Déçue d'avoir enduré ce trajet chaotique, Maïa rumina à l'arrière de la charrette. Elle ne supportait plus ses sursauts maudits. Pourquoi cette femme leur avait-elle fait faire tout ce chemin pour rien ! Elle ne put contenir plus longtemps sa frustration et explosa sans prévenir.

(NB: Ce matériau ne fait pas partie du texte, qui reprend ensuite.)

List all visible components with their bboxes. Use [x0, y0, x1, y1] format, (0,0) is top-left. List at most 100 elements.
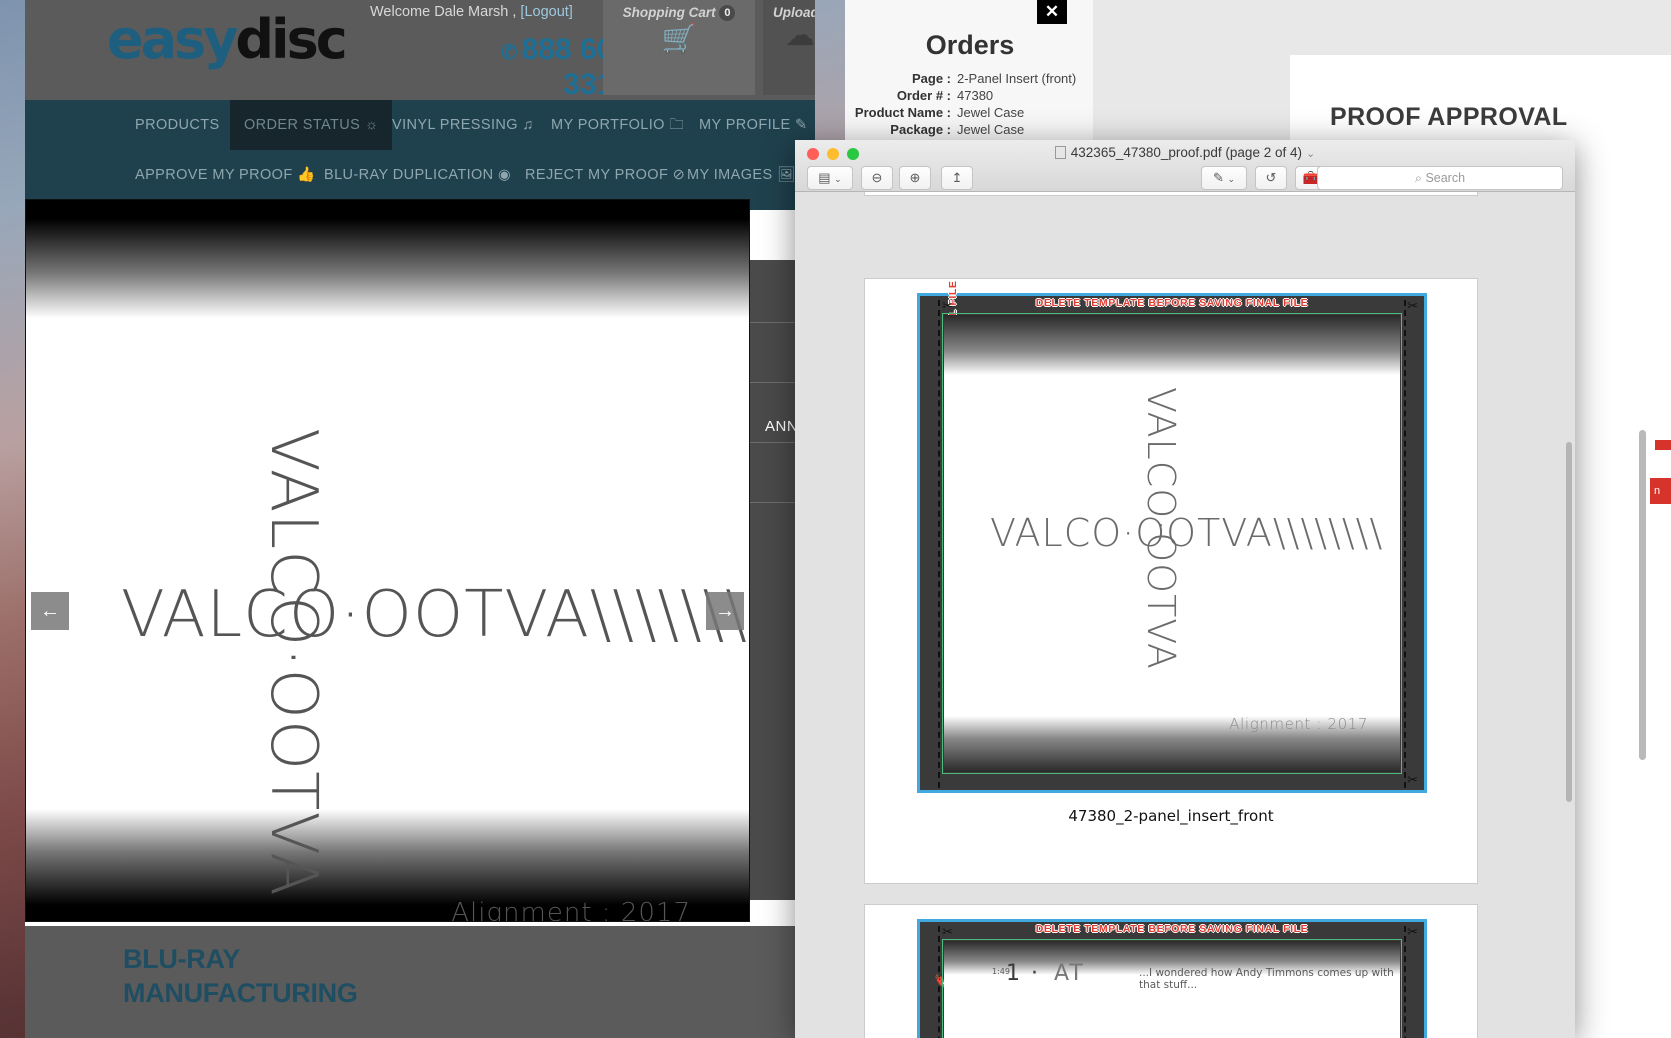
- nav-label: MY IMAGES: [687, 167, 773, 183]
- table-row: Product Name : Jewel Case: [845, 104, 1095, 121]
- footer-heading-line2: MANUFACTURING: [123, 978, 358, 1008]
- search-placeholder: Search: [1425, 171, 1466, 185]
- nav-item-reject-my-proof[interactable]: REJECT MY PROOF ⊘: [511, 150, 699, 200]
- artwork-wordmark-vertical: VALCO·OOTVA: [256, 428, 330, 897]
- orders-key-product-name: Product Name :: [854, 105, 951, 120]
- easydisc-logo[interactable]: easydisc: [107, 8, 348, 71]
- pdf-page-2[interactable]: DELETE TEMPLATE BEFORE SAVING FINAL FILE…: [864, 278, 1478, 884]
- footer-heading-line1: BLU-RAY: [123, 944, 240, 974]
- preview-toolbar: ▤ ⌄ ⊖ ⊕ ↥ ✎ ⌄ ↺ 🧰 ⌕ Search: [795, 166, 1575, 192]
- nav-item-vinyl-pressing[interactable]: VINYL PRESSING ♫: [378, 100, 548, 150]
- nav-label: VINYL PRESSING: [392, 117, 518, 133]
- search-icon: ⌕: [1414, 171, 1422, 185]
- nav-label: PRODUCTS: [135, 117, 220, 133]
- nav-label: MY PORTFOLIO: [551, 117, 665, 133]
- cart-label-wrap: Shopping Cart 0: [603, 5, 755, 22]
- nav-item-my-images[interactable]: MY IMAGES 🖼: [673, 150, 810, 200]
- upload-button[interactable]: Upload ☁: [763, 0, 815, 95]
- nav-item-order-status[interactable]: ORDER STATUS ☼: [230, 100, 393, 150]
- orders-key-package: Package :: [890, 122, 951, 137]
- cart-count-badge: 0: [719, 5, 736, 22]
- template-warning-top: DELETE TEMPLATE BEFORE SAVING FINAL FILE: [1035, 297, 1309, 309]
- shopping-cart-button[interactable]: Shopping Cart 0 🛒: [603, 0, 755, 95]
- orders-key-page: Page :: [911, 71, 951, 86]
- scissors-icon-top-right: ✂: [1407, 924, 1418, 939]
- scissors-icon-top-right: ✂: [1407, 298, 1418, 313]
- nav-label: REJECT MY PROOF: [525, 167, 669, 183]
- track-number: 1 ·: [1006, 961, 1040, 986]
- nav-row-primary: PRODUCTS ORDER STATUS ☼ VINYL PRESSING ♫…: [25, 100, 815, 150]
- pdf-artwork: 1:49 1 · AT ...I wondered how Andy Timmo…: [944, 941, 1400, 1038]
- rotate-left-button[interactable]: ↺: [1255, 166, 1287, 190]
- folder-icon: 🗀: [669, 117, 685, 133]
- pdf-page-previous-partial: [864, 192, 1478, 196]
- footer-heading: BLU-RAY MANUFACTURING: [123, 942, 358, 1010]
- sidebar-toggle-button[interactable]: ▤ ⌄: [807, 166, 853, 190]
- cart-label: Shopping Cart: [622, 5, 716, 20]
- page-scrollbar[interactable]: [1639, 430, 1646, 760]
- orders-val-page: 2-Panel Insert (front): [957, 71, 1077, 86]
- nav-item-my-portfolio[interactable]: MY PORTFOLIO 🗀: [537, 100, 698, 150]
- preview-pdf-window[interactable]: 432365_47380_proof.pdf (page 2 of 4) ⌄ ▤ …: [795, 140, 1575, 1038]
- pdf-file-icon: [1054, 146, 1066, 159]
- main-navigation: PRODUCTS ORDER STATUS ☼ VINYL PRESSING ♫…: [25, 100, 815, 210]
- artwork-wordmark-horizontal: VALCO·OOTVA\\\\\\\\: [121, 578, 750, 652]
- share-button[interactable]: ↥: [941, 166, 973, 190]
- table-row: Page : 2-Panel Insert (front): [845, 70, 1095, 87]
- logout-link[interactable]: [Logout]: [520, 4, 572, 20]
- orders-close-button[interactable]: ✕: [1037, 0, 1067, 24]
- order-status-icon: ☼: [364, 117, 379, 133]
- pdf-page-3[interactable]: DELETE TEMPLATE BEFORE SAVING FINAL FILE…: [864, 904, 1478, 1038]
- orders-detail-table: Page : 2-Panel Insert (front) Order # : …: [845, 70, 1095, 138]
- artwork-alignment-label: Alignment : 2017: [451, 898, 691, 922]
- disc-icon: ◉: [498, 167, 512, 183]
- orders-val-product-name: Jewel Case: [957, 105, 1025, 120]
- red-action-button[interactable]: n: [1650, 478, 1671, 504]
- chevron-down-icon[interactable]: ⌄: [1306, 148, 1315, 160]
- pdf-wordmark-vertical: VALCO·OOTVA: [1139, 387, 1183, 670]
- nav-label: APPROVE MY PROOF: [135, 167, 293, 183]
- pdf-wordmark-horizontal: VALCO·OOTVA\\\\\\\\: [990, 511, 1384, 555]
- preview-filename-wrap: 432365_47380_proof.pdf (page 2 of 4) ⌄: [795, 145, 1575, 160]
- track-title: AT: [1054, 961, 1085, 986]
- nav-row-secondary: APPROVE MY PROOF 👍 BLU-RAY DUPLICATION ◉…: [25, 150, 815, 200]
- cut-line-right: [1404, 926, 1406, 1038]
- edit-icon: ✎: [795, 117, 808, 133]
- logo-part-disc: disc: [235, 8, 347, 71]
- pdf-artwork: VALCO·OOTVA\\\\\\\\ VALCO·OOTVA Alignmen…: [944, 315, 1400, 772]
- preview-titlebar[interactable]: 432365_47380_proof.pdf (page 2 of 4) ⌄ ▤ …: [795, 140, 1575, 192]
- table-row: Package : Jewel Case: [845, 121, 1095, 138]
- cut-line-left: [938, 300, 940, 788]
- artwork-top-gradient: [944, 315, 1400, 375]
- footer-banner: BLU-RAY MANUFACTURING: [25, 926, 815, 1038]
- zoom-in-button[interactable]: ⊕: [899, 166, 931, 190]
- pdf-page-caption: 47380_2-panel_insert_front: [1068, 807, 1274, 825]
- music-note-icon: ♫: [522, 117, 534, 133]
- search-input[interactable]: ⌕ Search: [1317, 166, 1563, 190]
- scissors-icon-bottom-right: ✂: [1407, 772, 1418, 787]
- markup-toggle-button[interactable]: ✎ ⌄: [1201, 166, 1247, 190]
- lightbox-next-button[interactable]: →: [706, 592, 744, 630]
- zoom-out-button[interactable]: ⊖: [861, 166, 893, 190]
- preview-filename: 432365_47380_proof.pdf (page 2 of 4): [1070, 145, 1302, 160]
- cut-line-right: [1404, 300, 1406, 788]
- nav-label: MY PROFILE: [699, 117, 791, 133]
- page-title: PROOF APPROVAL: [1330, 103, 1568, 131]
- template-frame: DELETE TEMPLATE BEFORE SAVING FINAL FILE…: [917, 919, 1427, 1038]
- preview-document-area[interactable]: DELETE TEMPLATE BEFORE SAVING FINAL FILE…: [795, 192, 1575, 1038]
- nav-item-products[interactable]: PRODUCTS: [121, 100, 234, 150]
- artwork-canvas: VALCO·OOTVA\\\\\\\\ VALCO·OOTVA Alignmen…: [26, 310, 750, 921]
- pdf-alignment-label: Alignment : 2017: [1229, 715, 1368, 733]
- nav-item-approve-my-proof[interactable]: APPROVE MY PROOF 👍: [121, 150, 330, 200]
- nav-label: ORDER STATUS: [244, 117, 361, 133]
- orders-val-package: Jewel Case: [957, 122, 1025, 137]
- preview-scrollbar[interactable]: [1566, 442, 1572, 802]
- cart-icon: 🛒: [661, 23, 697, 54]
- scissors-icon-top: ✂: [942, 298, 953, 313]
- welcome-text: Welcome Dale Marsh ,: [370, 4, 517, 20]
- lightbox-prev-button[interactable]: ←: [31, 592, 69, 630]
- orders-title: Orders: [925, 30, 1015, 60]
- nav-item-blu-ray-duplication[interactable]: BLU-RAY DUPLICATION ◉: [310, 150, 525, 200]
- proof-image-lightbox[interactable]: VALCO·OOTVA\\\\\\\\ VALCO·OOTVA Alignmen…: [25, 199, 750, 922]
- track-note: ...I wondered how Andy Timmons comes up …: [1139, 967, 1394, 991]
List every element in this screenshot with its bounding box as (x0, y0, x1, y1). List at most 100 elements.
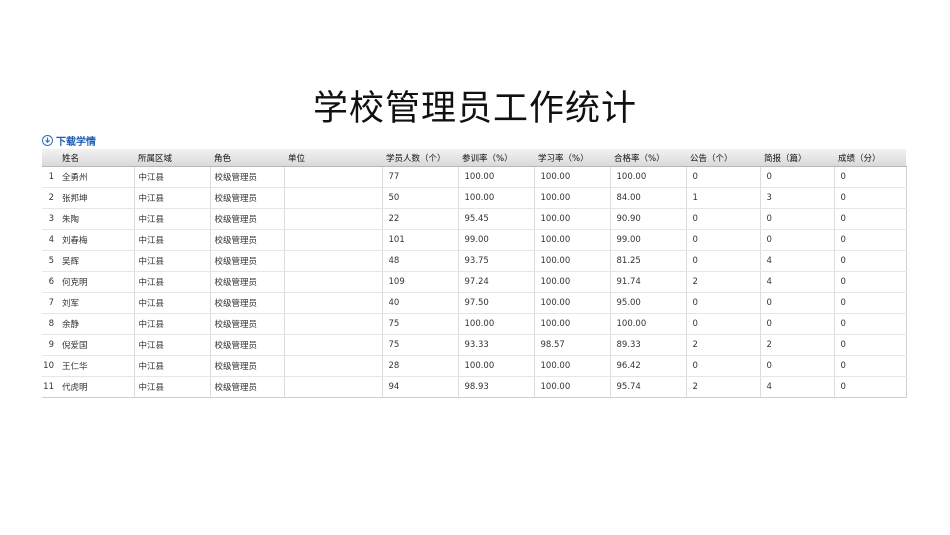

— Nous sommes vraiment des idiots !
Maïa n'eut pas le temps d'enchaîner avec d'autres jurons qu'elle fut projetée au fond de la charrette. Son saut d'humeur, comme l'avait prévu Phoy, avait effrayé les deux ânesses. Elles s'étaient emballées et fonçaient droit devant à toute allure. Phoy tentait d'aboyer des ordres, mais rien ne fonctionnait. La jeune femme se demandait si sauter maintenant hors de la charrette, avant de se prendre un arbre, ne serait pas une mauvaise idée. Elle allait faire part de sa réflexion à ses compagnons lorsque le transport se figea subitement. À peine furent-ils remis de leurs émotions qu'une trombe d'eau fusa vers eux.
Complètement trempée, Maïa quitta la charrette en s'élançant sur le sentier. Prise par surprise, elle n'avait pas eu le temps de réagir, contrairement à son enseignant. Basil avait gelé le liquide projeté, sur Phoy et lui, pour les maintenir ainsi au sec. Ce qui n'avait pas été le cas de la jeune femme qui regardait, médusée, la glace s'évaporait selon la volonté du professeur Ziad. Elle se retourna donc vers le responsable de l'attaque. Une fille de son âge, aux cheveux ébène, se tenait hébétée devant les ânesses. Maïa allait lui adresser la parole quand celle-ci s'effondra inconsciente sur le sentier.
— Non, mais c'est une blague ! hurla la blondinette trempée jusqu'aux os en levant les mains au ciel.